Patrick Kirkland, the e-book's author and an advertising copywriter who lives on the Upper West Side, teased the account on his blog way back in June. "I cut off friends, family, and the outside world for these people, and hermitted myself at my desk for the simple ability to write it down. Life happened. To me. A writer. What else was I supposed to do? Talk about it? I think not." Kirkland promised to post his account on his own blog if he couldn't find a publisher. Now that he's found one, the response has been mixed. On Twitter, The Daily copy editor Derek Rose tweeted that the piece was "well worth the $2" and tech theorist Semantic Will said it was a "fucking horrible title, great read." At The Awl, Choire Sicha wrote:
It's a fascinating read, and I mean that in a very honest sense. In large part it's about how unbelievably important jury service is in America, and about how we treat those accused of crimes. Whether you like the verdict or not, or whether you like the case presented by prosecutors or not (SIGH), this view into the thinking and process of the jurors is really valuable. It also may upset you!
But as you might expect, some reactions have been less nuanced and far less positive. Feminist organizer Shelby Knox tweeted that the publication "feels... icky." Maddow producer and blogger Jamil Smith tweeted, "Hey, NYPD Rape Cop Juror Dude who thinks the cop and the victim "hit it off": sleeping women can't provide consent." Jezebel's Irin Carmon expanded on the notion of possible misunderstood consent, based on this passage from Kirkland: "What if the two became close?

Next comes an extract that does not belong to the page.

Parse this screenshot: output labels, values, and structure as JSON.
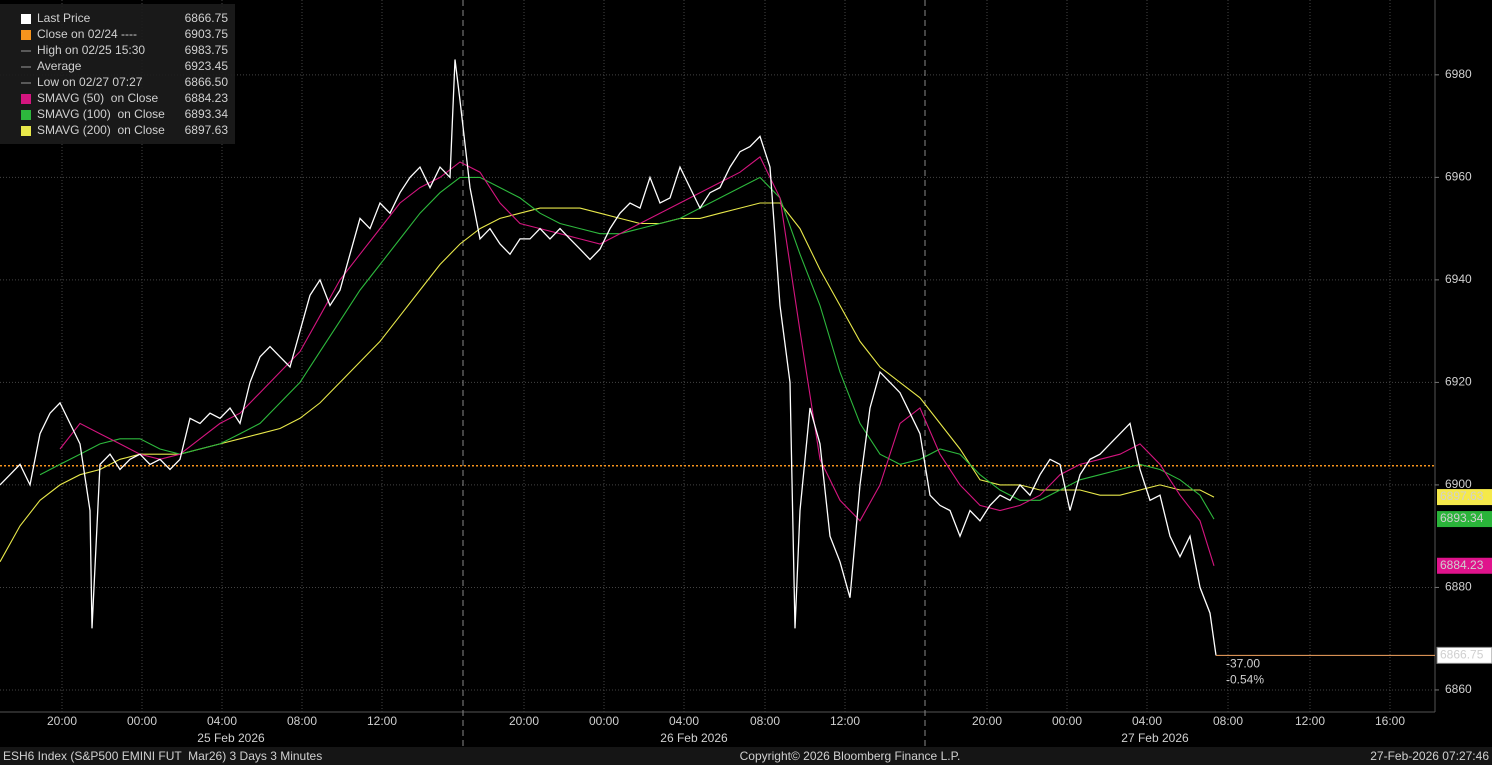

What if they hit it off, somewhere between the taxicab and the dead roach? A moment that turned into conversation, that turned into flirting? What if it all led to something that Moreno thought was consensual?" Carmon responds:
There's a reason Moreno never even tried to argue that there was consensual sex — in the absence of DNA evidence that any took place, despite the fact that he says he cradled her while she was wearing nothing but a bra and no evidence of that remains — he didn't have to.
It remains up to the reader to wonder what not remembering having sex has to do with mostly blacking out but waking up to being penetrated — i.e., the difference between blacked out omission and remembering something that didn't happen. Why exactly would this woman have invented the memory? For the three years of fun and analyzing the semen on her pillows?
Again, in the absence of DNA evidence that penetration occurred, it simply came down to testimony. And because the accuser was heavily intoxicated, her testimony wasn't considered credible. There is at least one juror who believed Moreno less, whom Kirkland calls Juror 11, and who seems to be Melinda Hernandez, who later gave an interview saying she believed the woman had been raped ("a woman knows when she is penetrated") but that there wasn't enough evidence to convict.
At The Frisky, Jessica Wakeman was creeped out by the fact Kirkland and Gothamist are making money from the piece:
What seems crass and tasteless about this is that juror Patrick Kirkland and Gothamist are basically charging $3 a pop for the inside story on the trial. It goes beyond tabloid journalism and strikes me as personally profiting off someone else’s misfortune. I know as well as anyone (trust me) that the media is not a money-making business; you’ve got to make a buck when you can. But Gothamist and Kirkland are making a buck off this woman’s rape accusation. I could maybe imagine charging Frisky readers, for instance, for “special content” as a concept, but this particular “special content” is only special because it involves a woman who claims to have been sexually assaulted by a New York City police officer. As someone who also makes her living as a blogger, it would be unconscionable to charge our readers to pay for the inside scoop from a juror on a high-profile rape case.
An especially vivid detail Gothamist posted in its preview was Kirkland's account of a dinner he had with Kenneth Moreno, and his handshakes with Moreno's daughter, his attorney, and Mata. "Although Kirkland's job is done at this point, hearing of him in reporter mode with the men he just acquitted feels a bit unsavory," wrote Daily Intel's Joe Coscarelli. Overall, that seems to be the consensus: It's intensely interesting, but it's a little hard to get past what seems like a questionable ethical call. Just like in the tabloids.